Literarisches Porträt Robert Habecks vermischte Texte

Bonn · Die literarische Vergangenheit des neuen Grünen-Vorsitzenden deck ganz unterschiedliche literarische Genres vom Krimi über den Roman bis zum Sachbuch ab.

Er ist der Mann, der keine Krawatte um seinen Hals zwirbelt. Als Philosoph glaubt Robert Habeck, 48, das nicht nötig zu haben. Vielleicht hat es mit seinem Schreiben zu tun, Autoren verfassen ihre Texte nicht mehr beschlipst wie einst Thomas Mann. Der nun gewählte gebürtige Lübecker hat sich nämlich auch als Schriftsteller versucht, er hat als solcher gar einen Wikipedia-Eintrag. Schon am Titel seiner Promotion zeigte sich, wohin er einmal wollte: Er schrieb zur „gattungstheoretischen Begründung literarischer Ästhetizität“.

Habeck hat einen Krimi geschrieben („Hauke Haiens Tod“), einen Roman („Der Schrei der Hyänen“), den er zur Zeit des Herero-Aufstands in Namibia spielen lässt, dazu Sachbücher, ein Jugendbuch („Zwei Wege in den Sommer“) und 2017 die Autobiographie „Wer wagt, gewinnt. Die Politik und ich“. Der Verlag Kiepenheuer & Witsch kündigte bereits eine neue Ausgabe dieser Quereinsteiger-Biographie an. Die Bücher wurden lange vor seiner Polit-Popstar-Karriere von renommierten Verlagen herausgegeben, wie dem Gütersloher Verlagshaus, das zu Randomhouse gehört. Im Interview mit der „Zeit“ im Herbst vergangenen Jahres erklärte Habeck, er habe „vom Schreiben gut leben“ können.

Berühmt gemacht haben ihn seine literarischen Werke nicht, aber offenkundig wollte er Literat werden. Mit seiner Frau Andrea Paluch, einer Literaturwissenschaftlerin, mit der er vier Söhne hat, gab er gemeinsame Bücher heraus. In seiner Autobiographie erzählt er, dass das Paar sich am Ende des Studiums vorgenommen hatte, „unser Buch“ zu schreiben. Ein Jahr gaben sie sich dafür, bevor sie sich einen „Brotberuf“ suchen wollten. Es gab schon Kinder, es war viel zu tun, aber es war auch eine „bewusste, gleichsam politische Entscheidung, Familie und Beruf nicht zu trennen“, heißt es. So entstand die Saga „Der Schrei der Hyänen“. Zudem hat er mit seiner Frau englische Lyrik ins Deutsche übertragen, unter anderem Gedichte von Ted Hughes, einer literarischen Ikone.

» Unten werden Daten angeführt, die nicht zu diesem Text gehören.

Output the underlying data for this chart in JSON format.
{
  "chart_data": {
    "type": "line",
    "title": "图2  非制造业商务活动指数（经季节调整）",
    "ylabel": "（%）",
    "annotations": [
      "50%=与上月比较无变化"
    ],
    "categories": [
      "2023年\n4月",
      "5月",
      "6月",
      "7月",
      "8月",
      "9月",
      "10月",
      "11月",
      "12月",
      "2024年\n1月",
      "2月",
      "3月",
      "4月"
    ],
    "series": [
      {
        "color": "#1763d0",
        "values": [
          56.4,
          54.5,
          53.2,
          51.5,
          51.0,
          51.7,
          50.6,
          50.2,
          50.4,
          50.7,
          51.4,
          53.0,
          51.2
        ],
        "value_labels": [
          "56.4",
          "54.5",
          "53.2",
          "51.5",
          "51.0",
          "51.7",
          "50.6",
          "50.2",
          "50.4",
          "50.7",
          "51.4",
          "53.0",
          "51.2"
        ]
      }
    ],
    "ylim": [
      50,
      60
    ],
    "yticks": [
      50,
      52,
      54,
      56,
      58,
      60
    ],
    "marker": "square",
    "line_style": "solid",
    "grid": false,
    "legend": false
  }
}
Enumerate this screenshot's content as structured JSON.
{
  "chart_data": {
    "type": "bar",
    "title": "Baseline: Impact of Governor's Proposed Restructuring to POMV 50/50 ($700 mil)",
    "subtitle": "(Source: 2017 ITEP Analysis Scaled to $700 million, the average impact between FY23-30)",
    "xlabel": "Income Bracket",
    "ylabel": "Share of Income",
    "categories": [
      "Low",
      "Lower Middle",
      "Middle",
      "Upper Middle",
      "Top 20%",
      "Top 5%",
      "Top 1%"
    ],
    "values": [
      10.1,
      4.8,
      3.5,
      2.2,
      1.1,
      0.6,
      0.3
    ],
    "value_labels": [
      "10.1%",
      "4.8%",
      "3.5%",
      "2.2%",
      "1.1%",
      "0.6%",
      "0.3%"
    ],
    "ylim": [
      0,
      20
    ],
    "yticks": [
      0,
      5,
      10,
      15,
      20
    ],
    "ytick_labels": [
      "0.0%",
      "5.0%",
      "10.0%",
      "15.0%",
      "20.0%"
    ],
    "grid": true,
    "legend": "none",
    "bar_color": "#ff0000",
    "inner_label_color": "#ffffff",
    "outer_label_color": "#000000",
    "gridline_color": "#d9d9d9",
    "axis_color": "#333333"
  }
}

Hat das dem Politiker Habeck, der sich 2002 den Grünen anschloss, genützt? Bestimmt, denn er ist ein guter Redner, der lebendig Geschichten erzählen kann, die vom Leben und Leiden handeln. In denen sich Menschen bewähren müssen, ringen, kämpfen. So wie Habeck sich aus seinem Kreisverband in Norddeutschland erst zum Landesvorsitzenden, dann zum Minister in Schleswig-Holstein und nun zur Führungsperson seiner zuletzt lahmen Partei aufgeschwungen hat. Wo stünden die Grünen heute ohne die Realos Annalena Baerbock und Robert Habeck? Seine Partei weiß genau, was sie an ihrem Spitzenmann hat. „Habeck ist der Einzige von uns, der bei Illner, Lanz und Böhmermann überzeugt, der professionellen Polittalk ebenso beherrscht wie den menschelnden Auftritt oder die Satire“, erklärt Lasse Petersdotter, Landtagsabgeordneter der Grünen in Schleswig-Holstein.

„Ich war in meinem Leben als Schriftsteller und Vater sehr glücklich, aber es war auch sehr subjektiv“, sagte Habeck 2017 im Interview mit der „Welt“. Da war er gerade nach fünf Jahren als Umwelt-, Landwirtschafts- und Energiewendeminister in einer Jamaika-Koalition stellvertretender Ministerpräsident geworden. Er wolle nun „für die Allgemeinheit was erreichen“, und das gehe bei ihm nur über das Profil der grünen Politik.

Der Drei-Tage-Bartträger hat auf seine Website robert-habeck.de auch eigene „Vermischte Texte“ gestellt. Wichtig ist ihm derzeit vor allem seine Autobiographie als „ein privates Buch über mein Leben in öffentlichen Ämtern“. Der Visionär will als Pragmatiker agieren, die schöne Literatur ist zunächst erst mal zurückgestellt. Ob und wann er wieder schreiben wird, das ist noch unklar. Aber wer einmal den Reiz dieser kreativen Beschäftigung erlebt hat, kehrt fast immer dazu zurück.